In my time at DNDA I have just recently begun really solidifying key relationships with members of the community. I have only just started truly strengthening those connections into something functional and positive. And while there is a chance that I was just slow, that I am the only Corps member that took so long to build a strong foundation, I highly doubt that. It takes time to gain someones trust, to begin to be vulnerable with a person and let them in a little bit. Especially when you're coming from two different worlds. To bring people in from all over the country to engage in "community service" only to have the leave once they have established themselves enough to really be of service...it seems kind of like a cruel joke.
I feel that Americorps should take a page out of the Peace Corps' book and have people commit to two year terms.
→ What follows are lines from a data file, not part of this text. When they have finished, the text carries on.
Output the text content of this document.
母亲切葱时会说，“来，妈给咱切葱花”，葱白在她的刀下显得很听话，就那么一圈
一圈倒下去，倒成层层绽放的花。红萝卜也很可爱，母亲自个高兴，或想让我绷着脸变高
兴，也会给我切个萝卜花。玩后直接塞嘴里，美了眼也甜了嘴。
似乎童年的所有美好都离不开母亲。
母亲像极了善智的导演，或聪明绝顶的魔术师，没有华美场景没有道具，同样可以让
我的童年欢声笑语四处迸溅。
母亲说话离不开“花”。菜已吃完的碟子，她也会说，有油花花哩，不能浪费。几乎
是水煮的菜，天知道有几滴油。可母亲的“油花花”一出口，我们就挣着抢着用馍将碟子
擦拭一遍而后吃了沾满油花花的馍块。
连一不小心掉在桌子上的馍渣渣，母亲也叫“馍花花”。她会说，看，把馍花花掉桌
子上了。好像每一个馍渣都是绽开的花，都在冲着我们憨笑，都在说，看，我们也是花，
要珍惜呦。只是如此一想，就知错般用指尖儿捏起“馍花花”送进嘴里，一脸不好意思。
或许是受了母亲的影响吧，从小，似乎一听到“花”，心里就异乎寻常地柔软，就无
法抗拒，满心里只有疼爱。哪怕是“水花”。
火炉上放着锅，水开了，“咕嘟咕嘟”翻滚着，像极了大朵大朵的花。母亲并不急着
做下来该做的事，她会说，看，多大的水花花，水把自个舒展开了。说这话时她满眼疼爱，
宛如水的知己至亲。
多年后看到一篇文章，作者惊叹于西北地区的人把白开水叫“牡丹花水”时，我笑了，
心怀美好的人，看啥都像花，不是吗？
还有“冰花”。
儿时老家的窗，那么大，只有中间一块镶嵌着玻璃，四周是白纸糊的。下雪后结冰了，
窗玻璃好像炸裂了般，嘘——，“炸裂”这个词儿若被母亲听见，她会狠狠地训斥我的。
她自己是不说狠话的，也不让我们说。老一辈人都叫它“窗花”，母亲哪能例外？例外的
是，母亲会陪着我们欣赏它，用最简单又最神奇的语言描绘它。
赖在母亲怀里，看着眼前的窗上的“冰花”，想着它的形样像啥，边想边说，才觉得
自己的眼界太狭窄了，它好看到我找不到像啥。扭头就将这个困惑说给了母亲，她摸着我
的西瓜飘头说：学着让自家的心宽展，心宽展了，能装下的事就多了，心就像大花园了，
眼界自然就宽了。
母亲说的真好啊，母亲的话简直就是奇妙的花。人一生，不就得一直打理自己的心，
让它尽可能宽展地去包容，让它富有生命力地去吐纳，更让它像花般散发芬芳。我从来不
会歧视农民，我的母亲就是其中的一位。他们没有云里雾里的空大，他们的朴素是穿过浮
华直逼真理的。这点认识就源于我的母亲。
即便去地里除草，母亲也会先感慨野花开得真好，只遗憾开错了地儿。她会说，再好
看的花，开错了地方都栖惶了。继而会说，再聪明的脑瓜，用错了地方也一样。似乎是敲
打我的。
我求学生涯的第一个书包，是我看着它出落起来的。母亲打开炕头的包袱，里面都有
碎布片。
Then they'd be getting more bang for their buck (and believe me, it's a small buck). Having one person in a position for two years, getting to know the community and really getting comfortable in their position, is of far more benefit then taking that person away after a year and putting someone brand new in to start from ground zero. Sure, the first person laid down a framework in terms of projects and programs, but the newbie has to start from scratch building trust, openness, and collaboration. That loss of productivity is unfortunate.
But, with that rant out the way, I will truly miss many of the people I have met this year, especially the people who I had the opportunity to work with in the gardens. I have learned so much from them and value every nugget of wisdom they were kind enough to share with me. I can't imagine how much I would learn if I were here for two years. Just another reason, Americorps, to change your system. But of course, as I write this, I'm not entirely sad. Because I know that many of the relationships I have built will continue beyond my position here. People have promised to stay in touch via e-mail, to send me pictures of the gardens throughout the season. Others I am friends with on that life-consuming network called Facebook. I may be leaving this desk in a few minutes, and walking out of this office for the last time, but the 10.5 months I've spent as the Family Gardening Coordinator will certainly stick with me, and I wouldn't have it any other way.